Wikimedia Commons is a treasure trove of freely-reusable images and other multimedia files, particularly useful to students, teachers and small publishers. But the fact that it’s relatively unknown, coupled to an archaic and inadequate interface, makes it quite difficult to use it to its full potential.
In 2007, I covered many political rallies organized as part of the campaign for the French Presidential elections. As a result, I've uploaded a fair amount of pictures of politicians to Wikimedia Commons and flickr.
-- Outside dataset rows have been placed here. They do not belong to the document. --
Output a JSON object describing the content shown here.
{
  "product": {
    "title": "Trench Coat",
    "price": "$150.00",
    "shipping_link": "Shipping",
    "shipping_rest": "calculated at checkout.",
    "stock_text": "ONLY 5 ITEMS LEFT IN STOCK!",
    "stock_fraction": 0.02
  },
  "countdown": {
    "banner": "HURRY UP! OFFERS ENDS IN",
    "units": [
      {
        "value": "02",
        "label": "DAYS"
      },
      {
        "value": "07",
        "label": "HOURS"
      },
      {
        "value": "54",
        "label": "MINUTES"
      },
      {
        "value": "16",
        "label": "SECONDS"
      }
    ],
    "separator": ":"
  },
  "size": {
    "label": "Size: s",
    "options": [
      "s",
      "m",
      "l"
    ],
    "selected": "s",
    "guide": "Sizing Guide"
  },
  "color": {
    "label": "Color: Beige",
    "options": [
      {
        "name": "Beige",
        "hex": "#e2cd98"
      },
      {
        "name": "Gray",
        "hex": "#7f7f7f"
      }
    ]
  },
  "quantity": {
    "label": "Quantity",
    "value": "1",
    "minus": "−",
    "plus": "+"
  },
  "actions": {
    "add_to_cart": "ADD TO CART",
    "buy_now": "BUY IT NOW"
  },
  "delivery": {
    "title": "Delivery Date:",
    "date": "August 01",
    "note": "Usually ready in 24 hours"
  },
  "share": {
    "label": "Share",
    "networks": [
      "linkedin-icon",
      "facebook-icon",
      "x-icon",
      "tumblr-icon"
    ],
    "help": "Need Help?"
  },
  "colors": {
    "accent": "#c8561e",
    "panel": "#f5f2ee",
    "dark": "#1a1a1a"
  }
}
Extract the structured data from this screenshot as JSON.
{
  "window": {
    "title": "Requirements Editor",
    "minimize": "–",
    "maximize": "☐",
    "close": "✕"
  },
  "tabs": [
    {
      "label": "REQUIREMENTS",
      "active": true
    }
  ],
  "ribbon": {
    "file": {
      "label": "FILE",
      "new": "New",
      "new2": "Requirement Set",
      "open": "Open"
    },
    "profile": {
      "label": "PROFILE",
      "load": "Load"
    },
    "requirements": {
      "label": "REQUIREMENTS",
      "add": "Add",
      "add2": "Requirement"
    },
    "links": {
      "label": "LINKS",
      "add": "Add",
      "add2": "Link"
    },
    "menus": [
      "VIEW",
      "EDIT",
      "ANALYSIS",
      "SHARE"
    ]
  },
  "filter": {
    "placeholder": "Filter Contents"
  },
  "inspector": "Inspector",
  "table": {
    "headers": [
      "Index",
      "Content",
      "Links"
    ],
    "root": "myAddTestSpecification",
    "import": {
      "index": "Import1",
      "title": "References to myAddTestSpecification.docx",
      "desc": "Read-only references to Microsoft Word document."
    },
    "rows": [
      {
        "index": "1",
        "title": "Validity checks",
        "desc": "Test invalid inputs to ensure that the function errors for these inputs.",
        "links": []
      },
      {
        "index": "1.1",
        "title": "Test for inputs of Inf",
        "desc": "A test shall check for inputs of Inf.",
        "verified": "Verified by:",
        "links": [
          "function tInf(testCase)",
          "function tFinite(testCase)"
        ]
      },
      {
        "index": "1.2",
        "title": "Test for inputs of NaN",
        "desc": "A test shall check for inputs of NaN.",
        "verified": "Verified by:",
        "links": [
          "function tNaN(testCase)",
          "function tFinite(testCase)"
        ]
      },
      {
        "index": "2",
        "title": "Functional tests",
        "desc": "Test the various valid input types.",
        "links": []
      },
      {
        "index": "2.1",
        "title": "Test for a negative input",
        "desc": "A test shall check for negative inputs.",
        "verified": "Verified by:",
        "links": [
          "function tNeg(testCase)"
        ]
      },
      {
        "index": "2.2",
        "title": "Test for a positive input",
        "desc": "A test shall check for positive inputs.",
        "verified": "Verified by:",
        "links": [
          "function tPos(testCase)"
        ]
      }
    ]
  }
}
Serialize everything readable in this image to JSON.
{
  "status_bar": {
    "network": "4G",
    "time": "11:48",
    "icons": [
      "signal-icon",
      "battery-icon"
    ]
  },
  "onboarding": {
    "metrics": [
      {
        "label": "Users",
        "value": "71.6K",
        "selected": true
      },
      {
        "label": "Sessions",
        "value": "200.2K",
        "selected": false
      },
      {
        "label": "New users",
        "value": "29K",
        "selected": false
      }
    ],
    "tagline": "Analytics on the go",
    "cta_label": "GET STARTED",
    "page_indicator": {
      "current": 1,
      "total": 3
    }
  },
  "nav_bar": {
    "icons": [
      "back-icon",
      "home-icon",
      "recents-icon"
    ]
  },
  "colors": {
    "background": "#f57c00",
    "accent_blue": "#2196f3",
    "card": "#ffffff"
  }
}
A few months ago, I was asked permission to reuse one of my photos of Nicolas Sarkozy, the new French President, that I had taken during his rally. The photo was printed on the cover of a newsletter issued by a London-based think tank called the Stockholm Network. They contacted me via flickr, but I told them to credit me via Commons instead, because it needs more publicity than the giant flickr.
I am now being contacted by someone working for Community Connection News Magazine, "a minority print media publication company based out of Milwaukee, WI and serving the tri-state area" who's interested in a (quite ordinary) picture of a school bus from Québec.
The lady emailed me through flickr and asked permission to use photos from my gallery there. She was quite astonished when I told her about Wikimedia Commons offering more than 1.8 million free media files.
Eventually, flickr may help Commons to get some attention. Teachers and librarians, who are always very doubtful about Wikipedia, usually love the idea of a free media repository where they can pick media for their courses or to where they can send their students without risking that they copy/paste articles full of errors.
Commons may be the next coolest project, as soon as developers find the time to improve its usability to make it more user-friendly and more "2.0".